A child’s small dish with a black transfer print of the Great Exhibition of 1851 at the Crystal Palace. The plate has a faceted shoulder with 12 sections and a black painted line border near the rim. There is a very slight blue tint to the clear pearlware type glaze.
This unusual print has four figures in costume in the foreground who probably represent the continents of the world. The print is an exact match with ceramic kiln wasters that I excavated in Bristol in 1982. See the included photo of an ink drawing I did in 1982 using the sherds from the dig. The wasters were accurately dateable to the 1851 period of J.D. Pountney, and the very early years of the succeeding Pountney & Goldney period of the Bristol Pottery, Water Lane. My original notes from 1982 state that the print was found on both tankards and saucers.
These small dishes are often attributed to Swansea, and as there was a strong connection with the Bristol and Swansea potteries, it is therefore not surprising that there are many similarities between their wares. However the excavated evidence provides extremely strong evidence of a Bristol attribution.
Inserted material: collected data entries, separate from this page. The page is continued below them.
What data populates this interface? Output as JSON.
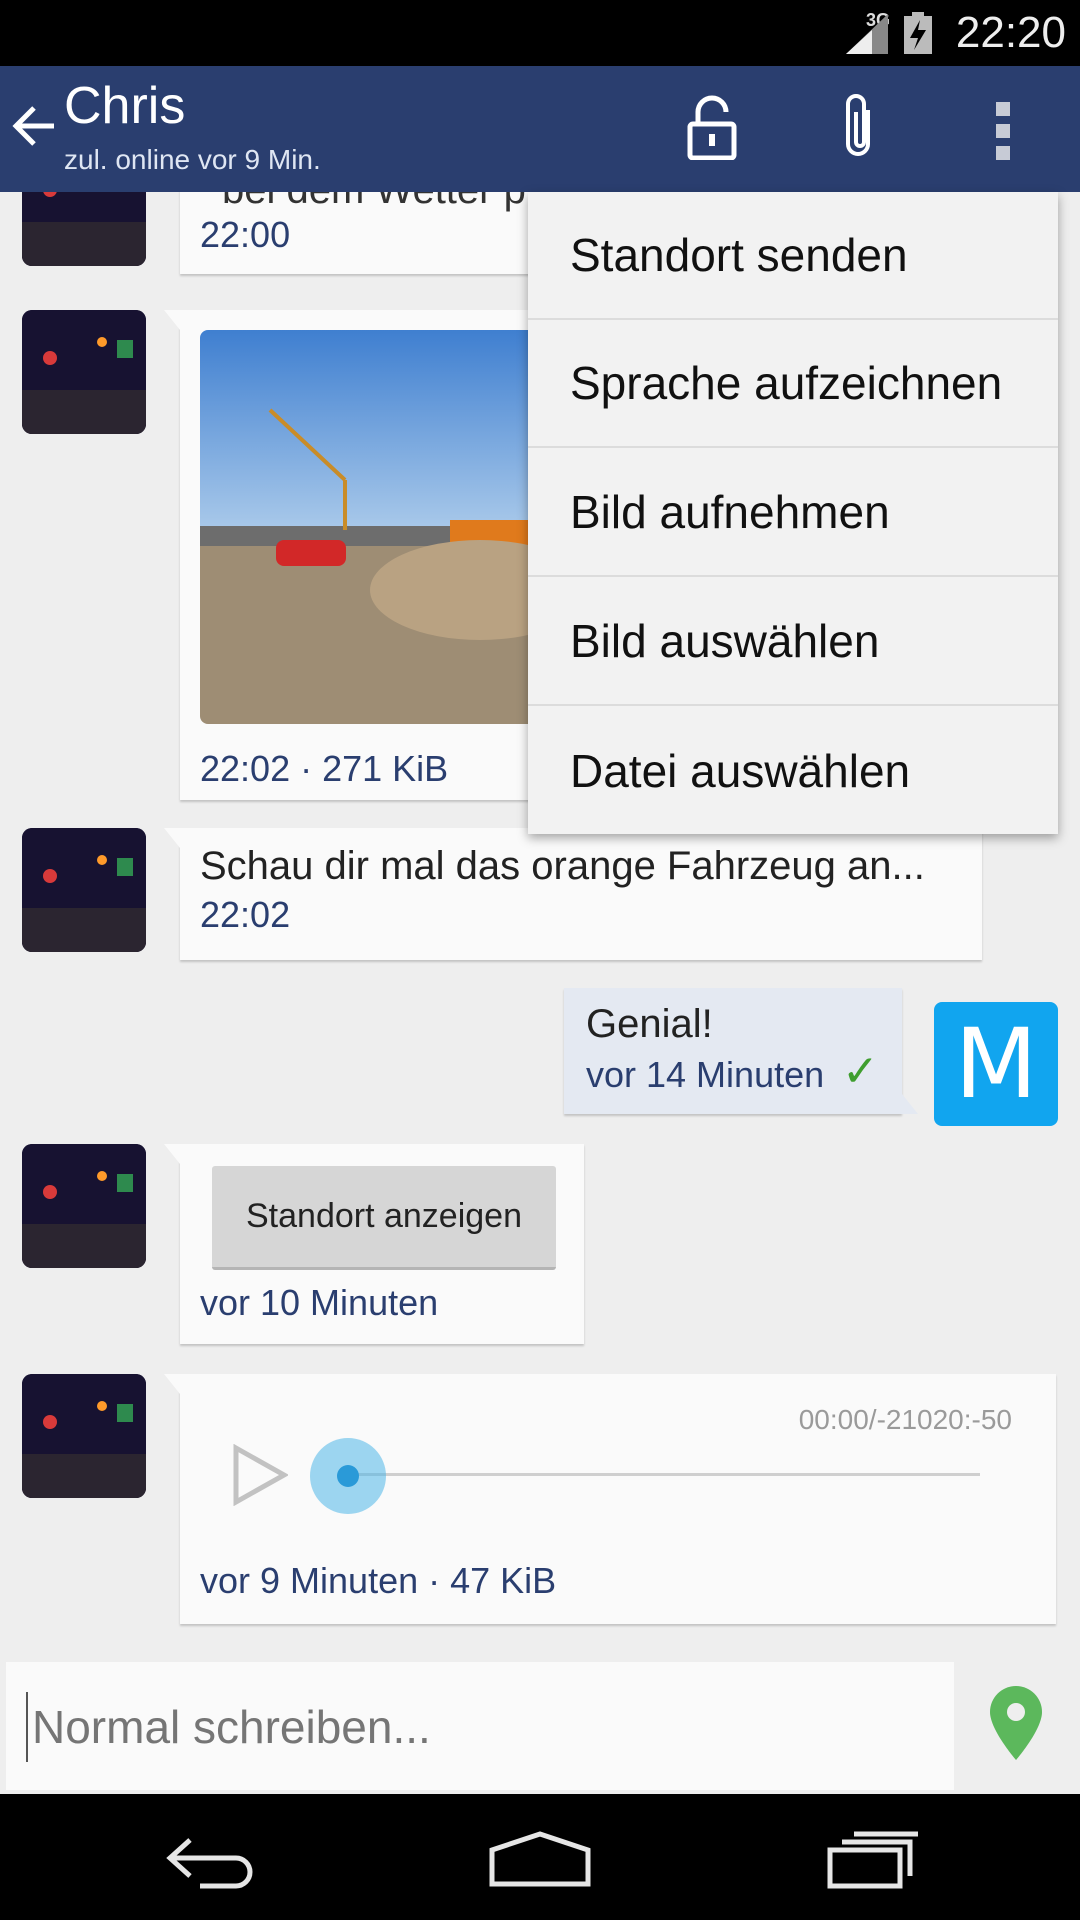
{
  "status_bar": {
    "network": "3G",
    "time": "22:20"
  },
  "app_bar": {
    "contact_name": "Chris",
    "last_seen": "zul. online vor 9 Min."
  },
  "messages": [
    {
      "direction": "in",
      "text_partial": "bei dem Wetter p",
      "meta": "22:00"
    },
    {
      "direction": "in",
      "type": "image",
      "meta": "22:02 · 271 KiB"
    },
    {
      "direction": "in",
      "text": "Schau dir mal das orange Fahrzeug an...",
      "meta": "22:02"
    },
    {
      "direction": "out",
      "text": "Genial!",
      "meta": "vor 14 Minuten",
      "avatar_letter": "M"
    },
    {
      "direction": "in",
      "type": "location",
      "button_label": "Standort anzeigen",
      "meta": "vor 10 Minuten"
    },
    {
      "direction": "in",
      "type": "audio",
      "audio_time": "00:00/-21020:-50",
      "meta": "vor 9 Minuten · 47 KiB",
      "progress": 0
    }
  ],
  "composer": {
    "placeholder": "Normal schreiben..."
  },
  "attach_menu": [
    "Standort senden",
    "Sprache aufzeichnen",
    "Bild aufnehmen",
    "Bild auswählen",
    "Datei auswählen"
  ],
  "colors": {
    "app_bar": "#2a3e6f",
    "accent_blue": "#11a5ef",
    "check_green": "#3f9e2f",
    "pin_green": "#5cb85c"
  },
  "icons": [
    "back-arrow-icon",
    "lock-icon",
    "paperclip-icon",
    "overflow-menu-icon",
    "play-icon",
    "location-pin-icon",
    "nav-back-icon",
    "nav-home-icon",
    "nav-recents-icon"
  ]
}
It took me over 30 years to locate a complete example that matched the wasters I dug, so I would suggest this is a very rare dish.
Pot ID: AP/927
Dimensions: 132 mm widest.
Net Weight (grams): 111
Date: c.1851
Condition Report:
Large crack from rim across foot (with small associated chip) and into the base where it forks. Plus another foot chip and a small shallow chip on upper rim. Some light yellowish staining.